Construction employers should develop, implement, and enforce a comprehensive accident prevention program that includes, but is not limited to, training in hazard recognition and avoidance.
The employer did not have a comprehensive accident prevention program as required by Construction Safety and Health Division, General Rules, Part 1. The employer did not provide employee safety education and training that included hazard recognition. There were no written procedures for the landscaping activities performed by any of the crew members, including the victim. The employer should conduct a job hazard analysis for existing and new work procedures as well as provide employee job hazard analysis training. Job hazard analysis training should be conducted so employees can recognize unsafe work practices and potentially hazardous work conditions when performing a task. The employer (or outside consultant) can provide hazard analysis training as part of the development and implementation of the company’s health and safety program.

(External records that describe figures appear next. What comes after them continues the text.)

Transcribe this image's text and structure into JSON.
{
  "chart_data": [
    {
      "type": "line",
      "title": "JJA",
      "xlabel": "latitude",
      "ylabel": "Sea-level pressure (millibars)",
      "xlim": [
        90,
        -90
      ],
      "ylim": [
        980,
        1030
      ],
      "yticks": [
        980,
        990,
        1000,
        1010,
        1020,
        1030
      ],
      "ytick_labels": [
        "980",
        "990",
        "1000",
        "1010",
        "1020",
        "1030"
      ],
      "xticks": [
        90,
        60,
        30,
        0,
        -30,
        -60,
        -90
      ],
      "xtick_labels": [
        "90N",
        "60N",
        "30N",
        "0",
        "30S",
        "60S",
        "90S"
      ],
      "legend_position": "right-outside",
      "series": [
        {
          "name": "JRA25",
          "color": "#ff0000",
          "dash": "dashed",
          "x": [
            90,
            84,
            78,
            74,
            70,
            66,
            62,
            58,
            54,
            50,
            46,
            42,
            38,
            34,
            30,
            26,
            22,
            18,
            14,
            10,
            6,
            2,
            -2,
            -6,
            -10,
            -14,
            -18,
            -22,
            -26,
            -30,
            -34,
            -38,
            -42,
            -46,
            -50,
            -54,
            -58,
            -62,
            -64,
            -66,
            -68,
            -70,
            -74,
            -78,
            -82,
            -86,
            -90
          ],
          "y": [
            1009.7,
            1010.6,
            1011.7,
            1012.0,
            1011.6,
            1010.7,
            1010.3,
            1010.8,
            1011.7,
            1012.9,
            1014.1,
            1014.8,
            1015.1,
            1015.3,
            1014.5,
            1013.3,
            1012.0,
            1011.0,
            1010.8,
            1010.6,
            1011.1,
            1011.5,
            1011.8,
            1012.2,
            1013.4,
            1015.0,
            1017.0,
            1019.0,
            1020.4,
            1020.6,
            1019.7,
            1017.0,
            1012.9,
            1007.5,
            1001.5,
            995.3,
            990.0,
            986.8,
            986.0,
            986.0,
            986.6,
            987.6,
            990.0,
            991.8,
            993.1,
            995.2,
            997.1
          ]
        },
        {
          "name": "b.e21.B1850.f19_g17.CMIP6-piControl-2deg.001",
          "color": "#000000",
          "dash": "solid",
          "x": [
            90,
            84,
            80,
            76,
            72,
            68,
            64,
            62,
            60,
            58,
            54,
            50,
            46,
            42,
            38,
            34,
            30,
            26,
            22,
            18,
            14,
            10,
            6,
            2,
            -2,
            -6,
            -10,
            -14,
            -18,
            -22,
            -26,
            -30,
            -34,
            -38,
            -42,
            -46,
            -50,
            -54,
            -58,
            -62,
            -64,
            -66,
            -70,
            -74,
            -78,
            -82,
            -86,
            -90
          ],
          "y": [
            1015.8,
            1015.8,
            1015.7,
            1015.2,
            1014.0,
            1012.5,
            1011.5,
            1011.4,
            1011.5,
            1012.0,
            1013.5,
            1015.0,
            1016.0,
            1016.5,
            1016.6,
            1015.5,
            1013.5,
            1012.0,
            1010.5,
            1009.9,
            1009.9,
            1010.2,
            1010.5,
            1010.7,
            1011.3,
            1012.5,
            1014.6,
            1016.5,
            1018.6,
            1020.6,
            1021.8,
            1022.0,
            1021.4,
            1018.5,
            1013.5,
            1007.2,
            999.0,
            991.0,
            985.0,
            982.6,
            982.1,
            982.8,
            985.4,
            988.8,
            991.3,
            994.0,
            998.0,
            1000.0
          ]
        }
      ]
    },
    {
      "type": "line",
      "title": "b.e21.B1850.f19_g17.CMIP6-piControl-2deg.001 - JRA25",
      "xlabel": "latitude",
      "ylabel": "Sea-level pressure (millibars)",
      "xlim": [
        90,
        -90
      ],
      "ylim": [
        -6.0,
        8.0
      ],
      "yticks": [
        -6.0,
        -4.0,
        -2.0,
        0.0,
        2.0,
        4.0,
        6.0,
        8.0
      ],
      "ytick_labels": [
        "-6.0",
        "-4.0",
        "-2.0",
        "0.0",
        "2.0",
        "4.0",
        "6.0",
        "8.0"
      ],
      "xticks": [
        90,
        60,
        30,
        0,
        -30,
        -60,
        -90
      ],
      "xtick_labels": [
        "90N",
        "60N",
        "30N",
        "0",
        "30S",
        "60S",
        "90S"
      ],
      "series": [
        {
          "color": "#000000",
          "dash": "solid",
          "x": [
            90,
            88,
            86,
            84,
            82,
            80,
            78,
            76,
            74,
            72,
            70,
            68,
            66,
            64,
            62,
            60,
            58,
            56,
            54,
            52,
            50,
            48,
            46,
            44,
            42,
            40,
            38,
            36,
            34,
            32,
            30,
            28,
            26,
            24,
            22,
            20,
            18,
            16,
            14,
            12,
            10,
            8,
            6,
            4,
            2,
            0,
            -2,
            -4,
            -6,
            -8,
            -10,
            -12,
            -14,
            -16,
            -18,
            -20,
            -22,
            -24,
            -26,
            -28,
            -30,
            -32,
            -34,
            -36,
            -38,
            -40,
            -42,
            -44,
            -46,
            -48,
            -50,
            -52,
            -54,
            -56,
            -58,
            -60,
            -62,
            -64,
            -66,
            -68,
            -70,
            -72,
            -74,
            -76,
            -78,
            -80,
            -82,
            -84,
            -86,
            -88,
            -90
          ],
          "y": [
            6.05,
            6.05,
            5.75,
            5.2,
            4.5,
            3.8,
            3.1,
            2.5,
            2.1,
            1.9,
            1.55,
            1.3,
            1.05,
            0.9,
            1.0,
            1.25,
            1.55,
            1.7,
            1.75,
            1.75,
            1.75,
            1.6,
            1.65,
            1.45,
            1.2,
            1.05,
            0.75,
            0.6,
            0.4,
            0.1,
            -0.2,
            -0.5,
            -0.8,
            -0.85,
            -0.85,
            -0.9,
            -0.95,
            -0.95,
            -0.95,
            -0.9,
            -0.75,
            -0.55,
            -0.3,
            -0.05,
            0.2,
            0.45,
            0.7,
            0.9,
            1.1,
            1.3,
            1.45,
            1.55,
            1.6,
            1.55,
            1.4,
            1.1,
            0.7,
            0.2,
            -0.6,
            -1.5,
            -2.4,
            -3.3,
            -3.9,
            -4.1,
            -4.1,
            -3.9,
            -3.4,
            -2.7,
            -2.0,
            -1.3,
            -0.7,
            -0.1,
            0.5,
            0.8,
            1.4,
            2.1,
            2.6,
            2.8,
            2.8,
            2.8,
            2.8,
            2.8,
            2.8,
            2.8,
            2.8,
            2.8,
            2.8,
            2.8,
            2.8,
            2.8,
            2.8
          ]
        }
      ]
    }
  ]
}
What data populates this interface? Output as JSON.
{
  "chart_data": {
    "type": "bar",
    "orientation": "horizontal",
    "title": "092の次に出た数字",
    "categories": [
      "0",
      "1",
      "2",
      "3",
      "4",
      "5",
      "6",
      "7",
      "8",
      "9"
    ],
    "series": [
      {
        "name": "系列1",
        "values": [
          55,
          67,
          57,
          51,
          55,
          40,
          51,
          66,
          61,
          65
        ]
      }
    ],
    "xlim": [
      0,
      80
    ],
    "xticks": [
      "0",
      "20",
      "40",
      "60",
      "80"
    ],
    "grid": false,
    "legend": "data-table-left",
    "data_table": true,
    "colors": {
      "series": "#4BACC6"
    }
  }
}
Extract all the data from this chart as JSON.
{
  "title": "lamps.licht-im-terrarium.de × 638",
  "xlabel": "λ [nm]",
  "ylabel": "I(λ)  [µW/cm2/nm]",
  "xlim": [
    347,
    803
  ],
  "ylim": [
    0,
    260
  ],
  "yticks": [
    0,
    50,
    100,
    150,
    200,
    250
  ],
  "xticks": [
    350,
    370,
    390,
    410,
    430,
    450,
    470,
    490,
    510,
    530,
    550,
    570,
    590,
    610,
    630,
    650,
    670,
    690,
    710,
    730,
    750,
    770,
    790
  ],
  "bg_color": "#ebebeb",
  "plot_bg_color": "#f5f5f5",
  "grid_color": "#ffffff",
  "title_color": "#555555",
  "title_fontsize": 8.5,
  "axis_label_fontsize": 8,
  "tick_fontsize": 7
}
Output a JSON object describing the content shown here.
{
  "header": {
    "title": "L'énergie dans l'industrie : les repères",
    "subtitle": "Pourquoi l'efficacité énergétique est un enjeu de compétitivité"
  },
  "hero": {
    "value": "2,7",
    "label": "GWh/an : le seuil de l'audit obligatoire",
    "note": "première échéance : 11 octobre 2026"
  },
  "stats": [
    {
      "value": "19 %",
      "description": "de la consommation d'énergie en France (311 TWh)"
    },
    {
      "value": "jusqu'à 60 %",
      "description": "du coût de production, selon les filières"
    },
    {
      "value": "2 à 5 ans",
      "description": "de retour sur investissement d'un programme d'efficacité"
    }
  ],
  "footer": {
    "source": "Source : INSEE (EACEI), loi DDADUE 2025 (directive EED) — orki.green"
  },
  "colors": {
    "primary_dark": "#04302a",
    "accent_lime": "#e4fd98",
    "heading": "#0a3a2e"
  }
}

A hazard analysis may have identified the potential problem of chain tension on the tree when the bucket was in a raised position. A copy of the OSHA Job Hazard Analysis publication is included with this report as Attachment A. This document may also be found and downloaded from the OSHA web site: https://www.osha.gov/. Click on the Newsroom Publications link, and scroll down the OSHA publications until the “Job Hazard Analysis” document is found.
In addition, ongoing hazard recognition and evaluation should be conducted. When new hazards are recognized, effective preventive measures should be included in a formalized safety-training plan. This training should be ongoing, and should be a requirement for all workers as well as for new workers and trainees. The safety-training program could be supplemented using the daily 5-minute safety talks given daily jobsite foreman.